To examine to what extent astrocytes might be affected by Aβ-treatment we assessed GFAP levels 1 week and 6 months after treatment (Figures 4B,C) using densitometrical analysis (Tables 4, 5) and an analysis of the percentage of area covered by GFAP positive astrocytes (Tables 6, 7). GFAP is an astroglia cytoskeleton-specific protein which is upregulated in response to reactive astrogliosis (Jurga et al., 2021). We detected reconstruction in the morphology of GFAP-positive cells in Aβ-treated animals, compared to control animals (Figure 4C, photomicrographs). The astrocytes in Aβ-treated animals exhibited a reduction in their complexity (i.e., in arborisation and surface area) compared to control animals. Densitometrical analysis revealed no changes in GFAP expression levels in Aβ-treated (n = 4) and control animals (n = 4) 1 week after treatment (Table 4), whereas the area analysis revealed significant reductions of astrocyte density (Table 5). Six months after treatment, Aβ-treated animals (n = 4) exhibited a significant reduction of GFAP expression in the granule cell, the outer and inner molecular layer of the dentate gyrus and the CA3 region compared to controls (n = 4) in the densitometrical analysis (Table 6), and in the outer molecular layer of the dentate gyrus and the CA3 region in the area analysis (Table 7). Our observations are in line with findings by others, that suggest that a reduction in GFAP positive astrocytes is correlated with changes in astroglial morphology, which occurs during pathological states in the brain (Senitz et al., 1995; Chvátal et al., 2007a,b).

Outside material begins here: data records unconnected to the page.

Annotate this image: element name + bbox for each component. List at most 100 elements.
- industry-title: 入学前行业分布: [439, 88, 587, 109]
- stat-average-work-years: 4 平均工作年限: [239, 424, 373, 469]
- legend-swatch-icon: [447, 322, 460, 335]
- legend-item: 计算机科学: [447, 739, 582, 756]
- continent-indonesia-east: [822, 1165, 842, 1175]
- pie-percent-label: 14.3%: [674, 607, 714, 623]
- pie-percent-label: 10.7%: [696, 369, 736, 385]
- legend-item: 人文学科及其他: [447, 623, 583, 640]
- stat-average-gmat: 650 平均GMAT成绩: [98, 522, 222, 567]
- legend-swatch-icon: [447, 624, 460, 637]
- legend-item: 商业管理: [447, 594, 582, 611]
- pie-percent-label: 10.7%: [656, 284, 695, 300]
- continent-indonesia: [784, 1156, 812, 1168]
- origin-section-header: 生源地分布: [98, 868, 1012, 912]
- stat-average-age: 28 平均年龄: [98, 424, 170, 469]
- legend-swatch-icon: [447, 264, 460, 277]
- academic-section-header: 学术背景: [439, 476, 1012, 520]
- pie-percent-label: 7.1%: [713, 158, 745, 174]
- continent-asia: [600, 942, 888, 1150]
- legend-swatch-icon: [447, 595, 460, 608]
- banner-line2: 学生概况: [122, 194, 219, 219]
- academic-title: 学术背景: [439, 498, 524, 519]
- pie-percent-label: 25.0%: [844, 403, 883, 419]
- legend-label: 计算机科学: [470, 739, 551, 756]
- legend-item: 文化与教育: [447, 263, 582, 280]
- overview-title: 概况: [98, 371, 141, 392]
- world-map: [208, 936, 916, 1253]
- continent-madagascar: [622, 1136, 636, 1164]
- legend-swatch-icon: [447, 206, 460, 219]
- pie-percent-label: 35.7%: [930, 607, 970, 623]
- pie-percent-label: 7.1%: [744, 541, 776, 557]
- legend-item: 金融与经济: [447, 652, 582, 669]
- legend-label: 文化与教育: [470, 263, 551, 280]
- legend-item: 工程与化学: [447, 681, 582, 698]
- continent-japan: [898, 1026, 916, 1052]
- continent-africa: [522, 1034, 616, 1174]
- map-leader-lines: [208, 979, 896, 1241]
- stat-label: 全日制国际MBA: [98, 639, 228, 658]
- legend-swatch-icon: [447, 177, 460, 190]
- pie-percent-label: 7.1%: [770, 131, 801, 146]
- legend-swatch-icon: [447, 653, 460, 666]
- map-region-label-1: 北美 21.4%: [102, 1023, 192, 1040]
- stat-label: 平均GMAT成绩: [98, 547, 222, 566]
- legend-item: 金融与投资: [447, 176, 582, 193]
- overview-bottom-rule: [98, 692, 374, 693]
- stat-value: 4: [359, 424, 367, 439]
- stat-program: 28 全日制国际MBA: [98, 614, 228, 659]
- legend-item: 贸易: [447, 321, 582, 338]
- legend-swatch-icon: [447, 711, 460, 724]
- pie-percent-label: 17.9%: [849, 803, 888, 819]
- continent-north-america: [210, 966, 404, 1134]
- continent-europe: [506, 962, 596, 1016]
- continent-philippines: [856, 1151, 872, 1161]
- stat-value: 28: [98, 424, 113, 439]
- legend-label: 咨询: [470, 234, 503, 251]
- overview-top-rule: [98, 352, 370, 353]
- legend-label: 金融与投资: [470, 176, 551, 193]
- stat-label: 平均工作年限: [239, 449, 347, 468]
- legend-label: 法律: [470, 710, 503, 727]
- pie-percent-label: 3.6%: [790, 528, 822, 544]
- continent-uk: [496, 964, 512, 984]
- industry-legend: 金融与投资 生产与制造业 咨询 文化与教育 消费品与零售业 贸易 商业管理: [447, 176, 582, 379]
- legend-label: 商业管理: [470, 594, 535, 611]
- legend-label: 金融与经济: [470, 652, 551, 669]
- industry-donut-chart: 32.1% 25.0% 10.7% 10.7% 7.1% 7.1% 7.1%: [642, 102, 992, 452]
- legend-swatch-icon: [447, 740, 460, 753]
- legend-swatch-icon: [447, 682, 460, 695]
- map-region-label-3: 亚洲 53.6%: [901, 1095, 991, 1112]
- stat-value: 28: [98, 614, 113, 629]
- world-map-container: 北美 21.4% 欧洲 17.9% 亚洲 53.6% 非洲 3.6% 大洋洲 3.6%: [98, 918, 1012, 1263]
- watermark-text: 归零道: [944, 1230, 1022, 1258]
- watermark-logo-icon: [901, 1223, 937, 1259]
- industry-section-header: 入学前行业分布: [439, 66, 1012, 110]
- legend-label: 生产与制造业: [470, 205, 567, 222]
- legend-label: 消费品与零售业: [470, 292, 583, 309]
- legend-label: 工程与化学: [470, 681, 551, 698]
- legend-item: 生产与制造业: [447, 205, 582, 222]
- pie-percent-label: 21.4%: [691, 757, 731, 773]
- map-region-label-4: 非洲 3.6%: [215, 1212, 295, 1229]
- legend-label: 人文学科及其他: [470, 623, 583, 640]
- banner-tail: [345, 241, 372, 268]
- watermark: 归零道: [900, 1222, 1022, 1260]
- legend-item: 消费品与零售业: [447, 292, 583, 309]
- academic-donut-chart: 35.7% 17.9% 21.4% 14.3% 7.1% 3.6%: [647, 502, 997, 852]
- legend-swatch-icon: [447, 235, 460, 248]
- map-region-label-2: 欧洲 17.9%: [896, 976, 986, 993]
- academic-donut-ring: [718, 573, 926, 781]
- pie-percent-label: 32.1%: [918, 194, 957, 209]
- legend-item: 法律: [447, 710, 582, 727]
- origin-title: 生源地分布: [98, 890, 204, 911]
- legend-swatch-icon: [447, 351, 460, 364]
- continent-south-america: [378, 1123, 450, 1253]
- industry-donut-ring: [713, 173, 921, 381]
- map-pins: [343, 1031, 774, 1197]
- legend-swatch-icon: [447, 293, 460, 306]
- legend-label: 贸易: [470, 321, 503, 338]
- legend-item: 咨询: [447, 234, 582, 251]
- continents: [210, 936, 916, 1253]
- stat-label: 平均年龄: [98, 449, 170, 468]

Taken together, these data suggest that an early and transient activation of microglia is followed by a change in morphology of astrocytes following Aβ-treatment.

Changes in NMDAR function have been proposed to contribute to the impairments of LTP seen in various animal models of AD (Rammes et al., 2018; Yang et al., 2018). Here, we investigated the expression of the GluN1 subunit of the NMDAR in the CA1 region, the dentate gyrus, the subiculum, the lateral entorhinal cortex and the medial entorhinal cortex (Figure 5). No changes in receptor expression were detected 1 week after treatment when effects were compared in Aβ-treated (n = 8) and control animals (n = 7) (Table 8). However, 6 months after treatment we detected a significant decrease in GluN1 expression in the granule cell and the inner molecular layers of the dentate gyrus, as well as in the subiculum and the CA1 regions of Aβ-treated animals (n = 8), compared to controls (n = 7) (Table 9).